The development of infrastructure that leads to increased human activity or nocturnal light levels near waterways has the potential to adversely affect platypus foraging. For example, although these animals rarely appear to react to the presence of a person or two sitting quietly on the banks, the arrival of numerous chattering humans can cause a foraging platypus to move away to a less threatening site. Research has also shown that platypus mortality risk can rise sharply following the construction of a walking track that facilitates predator access to shallow creek margins. Similarly, locating bright artificial lights near a creek or river can make it easier for predators to detect and kill platypus and also reduce the platypus’s food supply by inappropriately attracting aquatic insects away from the water as these emerge at dusk to breed.

What can be done to protect the platypus?

  • Walking tracks should normally be located a substantial distance (a least 20 metres and ideally even more) from the edge of natural water bodies where platypus are likely to occur. To reduce predator pressure and discourage the development of ad hoc human paths down to the water, bridges or viewing points that approach the water more closely should be located at sites where the banks are relatively steep and water is reliably deep.

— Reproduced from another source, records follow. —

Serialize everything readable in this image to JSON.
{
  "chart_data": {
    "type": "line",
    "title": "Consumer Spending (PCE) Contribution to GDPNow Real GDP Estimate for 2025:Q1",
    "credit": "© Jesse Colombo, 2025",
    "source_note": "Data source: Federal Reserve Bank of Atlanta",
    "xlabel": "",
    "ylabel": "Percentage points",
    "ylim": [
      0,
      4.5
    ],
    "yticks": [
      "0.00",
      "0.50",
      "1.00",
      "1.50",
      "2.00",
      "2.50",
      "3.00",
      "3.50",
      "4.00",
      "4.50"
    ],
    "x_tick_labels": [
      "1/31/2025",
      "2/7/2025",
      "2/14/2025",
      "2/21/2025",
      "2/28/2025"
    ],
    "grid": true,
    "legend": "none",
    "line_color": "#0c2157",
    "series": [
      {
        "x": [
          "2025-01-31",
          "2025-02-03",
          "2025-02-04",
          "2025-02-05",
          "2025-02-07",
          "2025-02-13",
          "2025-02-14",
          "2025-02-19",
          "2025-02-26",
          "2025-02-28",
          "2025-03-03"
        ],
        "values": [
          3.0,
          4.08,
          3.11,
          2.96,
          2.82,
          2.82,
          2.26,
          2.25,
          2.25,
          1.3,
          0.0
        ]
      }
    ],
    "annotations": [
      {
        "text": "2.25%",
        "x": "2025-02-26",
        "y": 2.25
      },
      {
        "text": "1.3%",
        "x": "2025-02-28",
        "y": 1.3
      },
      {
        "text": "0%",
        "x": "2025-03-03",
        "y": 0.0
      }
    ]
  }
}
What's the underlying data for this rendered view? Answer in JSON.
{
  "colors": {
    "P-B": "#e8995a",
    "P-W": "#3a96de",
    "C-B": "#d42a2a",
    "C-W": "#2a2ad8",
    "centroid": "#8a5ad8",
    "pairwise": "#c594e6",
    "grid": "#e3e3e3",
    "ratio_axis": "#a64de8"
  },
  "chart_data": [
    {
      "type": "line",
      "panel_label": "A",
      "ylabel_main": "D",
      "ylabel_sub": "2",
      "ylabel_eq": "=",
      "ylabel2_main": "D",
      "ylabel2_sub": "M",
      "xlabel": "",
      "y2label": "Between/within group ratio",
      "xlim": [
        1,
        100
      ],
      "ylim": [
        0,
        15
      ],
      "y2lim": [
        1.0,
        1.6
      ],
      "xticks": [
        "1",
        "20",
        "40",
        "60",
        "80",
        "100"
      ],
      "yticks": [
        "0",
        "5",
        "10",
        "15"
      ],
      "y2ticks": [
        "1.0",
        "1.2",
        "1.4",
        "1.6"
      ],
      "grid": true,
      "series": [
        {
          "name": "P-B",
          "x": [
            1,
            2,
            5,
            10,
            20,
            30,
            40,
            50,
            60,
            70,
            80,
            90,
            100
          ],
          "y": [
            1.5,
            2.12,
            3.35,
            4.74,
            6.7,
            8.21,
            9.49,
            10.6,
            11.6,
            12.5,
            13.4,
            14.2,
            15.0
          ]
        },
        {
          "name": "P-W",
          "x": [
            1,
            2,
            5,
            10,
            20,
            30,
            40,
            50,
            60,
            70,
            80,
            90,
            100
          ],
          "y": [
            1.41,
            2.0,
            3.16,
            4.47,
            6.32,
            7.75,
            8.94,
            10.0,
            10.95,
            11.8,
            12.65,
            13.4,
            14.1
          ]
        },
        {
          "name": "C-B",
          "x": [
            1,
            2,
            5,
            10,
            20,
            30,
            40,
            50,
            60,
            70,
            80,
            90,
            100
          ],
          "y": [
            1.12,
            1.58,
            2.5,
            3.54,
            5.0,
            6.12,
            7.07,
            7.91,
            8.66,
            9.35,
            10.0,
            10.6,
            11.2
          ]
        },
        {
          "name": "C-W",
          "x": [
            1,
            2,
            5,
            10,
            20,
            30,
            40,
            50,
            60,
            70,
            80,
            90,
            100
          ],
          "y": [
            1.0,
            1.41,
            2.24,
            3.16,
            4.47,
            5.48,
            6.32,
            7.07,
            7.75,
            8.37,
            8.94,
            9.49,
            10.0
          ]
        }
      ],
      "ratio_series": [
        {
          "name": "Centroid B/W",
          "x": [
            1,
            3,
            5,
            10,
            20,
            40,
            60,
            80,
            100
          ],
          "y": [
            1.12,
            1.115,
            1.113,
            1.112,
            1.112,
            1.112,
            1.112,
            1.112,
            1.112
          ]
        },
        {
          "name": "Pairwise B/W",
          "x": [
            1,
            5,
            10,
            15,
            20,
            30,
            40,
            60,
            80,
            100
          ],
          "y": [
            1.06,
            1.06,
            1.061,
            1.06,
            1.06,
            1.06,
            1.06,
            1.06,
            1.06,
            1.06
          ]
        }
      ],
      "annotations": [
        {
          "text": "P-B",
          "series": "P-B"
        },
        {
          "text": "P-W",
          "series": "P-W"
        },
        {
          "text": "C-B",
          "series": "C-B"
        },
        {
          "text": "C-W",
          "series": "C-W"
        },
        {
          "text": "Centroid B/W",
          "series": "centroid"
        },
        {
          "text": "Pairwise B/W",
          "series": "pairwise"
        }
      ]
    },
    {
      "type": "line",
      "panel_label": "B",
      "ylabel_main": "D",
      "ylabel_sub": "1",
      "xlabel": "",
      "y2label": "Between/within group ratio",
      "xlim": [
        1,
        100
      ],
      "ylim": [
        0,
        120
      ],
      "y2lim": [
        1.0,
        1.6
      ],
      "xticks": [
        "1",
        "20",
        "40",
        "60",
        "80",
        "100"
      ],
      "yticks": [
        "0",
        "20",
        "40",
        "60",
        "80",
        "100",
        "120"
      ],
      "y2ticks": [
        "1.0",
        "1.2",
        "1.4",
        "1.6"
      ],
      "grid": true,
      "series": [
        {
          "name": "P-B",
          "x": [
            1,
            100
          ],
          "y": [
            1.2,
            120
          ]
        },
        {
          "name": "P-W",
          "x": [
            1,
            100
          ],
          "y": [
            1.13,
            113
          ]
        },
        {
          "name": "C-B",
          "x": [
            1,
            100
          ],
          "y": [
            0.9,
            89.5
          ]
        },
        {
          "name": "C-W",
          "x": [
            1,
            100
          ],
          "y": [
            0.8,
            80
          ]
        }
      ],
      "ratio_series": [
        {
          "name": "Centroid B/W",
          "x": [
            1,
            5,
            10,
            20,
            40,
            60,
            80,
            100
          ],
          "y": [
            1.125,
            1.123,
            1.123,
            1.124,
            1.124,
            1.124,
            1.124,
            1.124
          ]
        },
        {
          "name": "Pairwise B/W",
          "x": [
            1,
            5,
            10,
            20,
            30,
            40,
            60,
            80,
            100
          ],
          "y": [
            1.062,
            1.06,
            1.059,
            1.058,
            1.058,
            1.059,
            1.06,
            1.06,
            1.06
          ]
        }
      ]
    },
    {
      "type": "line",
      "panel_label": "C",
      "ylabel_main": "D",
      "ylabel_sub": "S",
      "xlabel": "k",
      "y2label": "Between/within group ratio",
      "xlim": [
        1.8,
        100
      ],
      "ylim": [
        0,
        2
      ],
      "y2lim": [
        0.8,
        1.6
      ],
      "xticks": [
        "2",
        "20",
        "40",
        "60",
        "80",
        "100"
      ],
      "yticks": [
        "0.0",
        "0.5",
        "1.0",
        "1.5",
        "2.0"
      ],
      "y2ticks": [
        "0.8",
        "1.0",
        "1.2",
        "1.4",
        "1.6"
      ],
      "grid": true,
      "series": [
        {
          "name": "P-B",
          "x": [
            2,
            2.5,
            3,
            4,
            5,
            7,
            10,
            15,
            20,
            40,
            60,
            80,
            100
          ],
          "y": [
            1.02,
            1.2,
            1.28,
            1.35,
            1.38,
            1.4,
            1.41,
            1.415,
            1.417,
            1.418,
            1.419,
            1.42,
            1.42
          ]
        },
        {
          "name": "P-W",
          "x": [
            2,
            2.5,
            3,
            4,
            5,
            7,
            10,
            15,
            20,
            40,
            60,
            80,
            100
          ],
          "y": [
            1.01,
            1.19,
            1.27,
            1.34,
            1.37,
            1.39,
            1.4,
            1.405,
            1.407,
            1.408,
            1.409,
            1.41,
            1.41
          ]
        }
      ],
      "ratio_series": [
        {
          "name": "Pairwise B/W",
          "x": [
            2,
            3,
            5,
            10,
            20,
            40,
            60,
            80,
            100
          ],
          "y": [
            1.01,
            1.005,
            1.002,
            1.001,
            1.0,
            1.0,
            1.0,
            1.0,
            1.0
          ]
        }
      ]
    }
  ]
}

  • It is essential that unmown low-growing vegetation and taller shrubs (particularly plants that overhang the water) are encouraged to grow between a walking track and the edge of a nearby stream or river to protect water quality and provide platypus and other wildlife with cover and places to hide from predators (such as foxes and dogs).
  • Street lights, security lights or the equivalent that are located within 100 metres of a natural water body should be designed to minimise the amount of artificial illumination directed towards the water, and ideally fitted with low-pressure sodium globes producing relatively low amounts of insect-attracting blue and ultraviolet light.
  • Wildlife viewing platforms located next to platypus habitats should be designed to reduce the likelihood that humans using the platform can be seen or heard by animals feeding in the vicinity.